Fixed-line incumbent British Telecom (BT) first talked to Telefonica about buying back mobile operator O2, which it had sold to the Spanish operator in 2005 for £17.5 bn. Although Telefonica was reportedly very keen on the deal, BT has now entered into an exclusivity agreement with Deutsche Telekom and France-based Orange to purchase their jointly-owned UK mobile operator EE for £12.5 bn.
While BT was still in preliminary talks with the principals of both 02 and EE, Hutchison Telecom’s 3 UK was also preparing to enter the fray, according to reports out of its Hong Kong headquarters. With both EE and O2 receptive to being bought, it is expected Hutchison will now start negotiations with Telefonica to purchase O2.
BT wanting to buy a mobile operator comes as no surprise, but Hutchison—which has yet to make any official announcement—had been considered more likely to sell up its 3 operations across several European countries and consolidate its operations in Asia.
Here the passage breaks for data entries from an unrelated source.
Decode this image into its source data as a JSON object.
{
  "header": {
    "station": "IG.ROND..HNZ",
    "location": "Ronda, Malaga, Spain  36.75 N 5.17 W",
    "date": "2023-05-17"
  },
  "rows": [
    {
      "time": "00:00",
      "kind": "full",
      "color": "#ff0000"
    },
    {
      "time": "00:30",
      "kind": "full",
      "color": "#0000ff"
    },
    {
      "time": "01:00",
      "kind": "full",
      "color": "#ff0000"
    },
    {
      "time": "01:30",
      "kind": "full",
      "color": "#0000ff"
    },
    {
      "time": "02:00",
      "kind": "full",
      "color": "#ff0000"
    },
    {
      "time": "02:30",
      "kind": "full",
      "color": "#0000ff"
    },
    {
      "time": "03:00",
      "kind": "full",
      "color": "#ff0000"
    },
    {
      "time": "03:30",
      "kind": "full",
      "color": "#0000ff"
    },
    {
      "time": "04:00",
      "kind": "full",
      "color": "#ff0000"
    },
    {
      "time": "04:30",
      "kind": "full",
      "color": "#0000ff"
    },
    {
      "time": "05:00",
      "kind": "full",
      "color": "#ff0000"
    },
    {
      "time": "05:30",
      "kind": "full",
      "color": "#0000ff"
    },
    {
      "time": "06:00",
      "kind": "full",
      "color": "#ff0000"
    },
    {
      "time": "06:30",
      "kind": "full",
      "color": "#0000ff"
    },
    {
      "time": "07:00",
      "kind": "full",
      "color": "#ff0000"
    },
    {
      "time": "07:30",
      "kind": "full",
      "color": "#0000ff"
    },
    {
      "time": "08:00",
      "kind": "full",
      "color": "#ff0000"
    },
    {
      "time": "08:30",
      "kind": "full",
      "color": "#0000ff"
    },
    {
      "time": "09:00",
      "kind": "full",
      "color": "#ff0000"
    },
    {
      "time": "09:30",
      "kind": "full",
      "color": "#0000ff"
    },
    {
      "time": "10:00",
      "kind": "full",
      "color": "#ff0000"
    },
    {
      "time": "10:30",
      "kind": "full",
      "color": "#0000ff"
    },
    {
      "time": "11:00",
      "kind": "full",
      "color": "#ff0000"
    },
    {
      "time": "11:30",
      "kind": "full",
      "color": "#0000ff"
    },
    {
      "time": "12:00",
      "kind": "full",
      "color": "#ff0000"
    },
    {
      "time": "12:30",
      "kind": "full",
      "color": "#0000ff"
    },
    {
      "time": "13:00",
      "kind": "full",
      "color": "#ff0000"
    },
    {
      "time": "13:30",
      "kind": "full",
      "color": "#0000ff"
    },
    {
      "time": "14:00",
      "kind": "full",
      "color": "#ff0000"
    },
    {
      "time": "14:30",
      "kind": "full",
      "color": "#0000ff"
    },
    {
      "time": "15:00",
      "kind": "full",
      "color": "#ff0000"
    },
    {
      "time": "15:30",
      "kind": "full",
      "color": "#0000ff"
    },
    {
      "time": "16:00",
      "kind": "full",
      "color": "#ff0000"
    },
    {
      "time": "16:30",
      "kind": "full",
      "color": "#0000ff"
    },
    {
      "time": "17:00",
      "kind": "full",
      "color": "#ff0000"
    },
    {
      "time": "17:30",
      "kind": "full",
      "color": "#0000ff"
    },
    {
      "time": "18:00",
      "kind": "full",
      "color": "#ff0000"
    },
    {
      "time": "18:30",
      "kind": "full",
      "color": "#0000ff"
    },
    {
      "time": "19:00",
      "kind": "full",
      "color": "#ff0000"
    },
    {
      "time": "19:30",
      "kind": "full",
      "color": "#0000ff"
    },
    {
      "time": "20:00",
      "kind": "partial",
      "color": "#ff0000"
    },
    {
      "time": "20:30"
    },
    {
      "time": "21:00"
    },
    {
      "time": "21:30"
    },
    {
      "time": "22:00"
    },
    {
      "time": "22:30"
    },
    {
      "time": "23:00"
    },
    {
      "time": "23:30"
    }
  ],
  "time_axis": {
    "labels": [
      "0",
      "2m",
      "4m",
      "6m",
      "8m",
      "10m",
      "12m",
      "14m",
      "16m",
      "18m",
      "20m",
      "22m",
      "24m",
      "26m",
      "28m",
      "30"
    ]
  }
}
3 is the smallest of the UK’s four mobile network operators, but if it were to buy O2, the UK’s second-largest operator with about 24 million subscribers, then it would become the market leader with 34 million subscribers. This would leave EE (possibly now a part of BT) in second place with 27 million customers. Third-ranked Vodafone has 20 million—an irony for the global behemoth to be in third place in its home market.
Rivals of BT and 3 will fight tooth and nail to stop the proposed takeovers. Vodafone has already stated its opposition to the BT/EE deal, as have BT’s fixed-line and quad-play rivals Virgin Media and TalkTalk. BT, which is the fixed-line voice and broadband Internet market leader, and also has a strong television offering, would become the country’s third quad-play operator and the only one with its own mobile network as both Virgin and TalkTalk are mobile MVNOs. Vodafone is moving towards quad-play in European markets, and plans to offer UK customers fixed-line services and TV set-top boxes by next year.
3 is strictly a mobile operator, with the focus on mobile data and the mobile Internet. “We were built for the Internet,” is one of its marketing slogans. Although O2 does have its legacy 2G network, its philosophy is similar. So if the M&As go ahead, there would ultimately be a straight fight between the two quad-play/converged networks of BT/EE and Vodafone, plus the two quad-play MVNOs Virgin and TalkTalk, on the one hand, and the pure mobile wireless broadband offering of 3/O2 on the other.
The European Commission has looked favorably on recent M&A activity in the EU’s telecoms sector.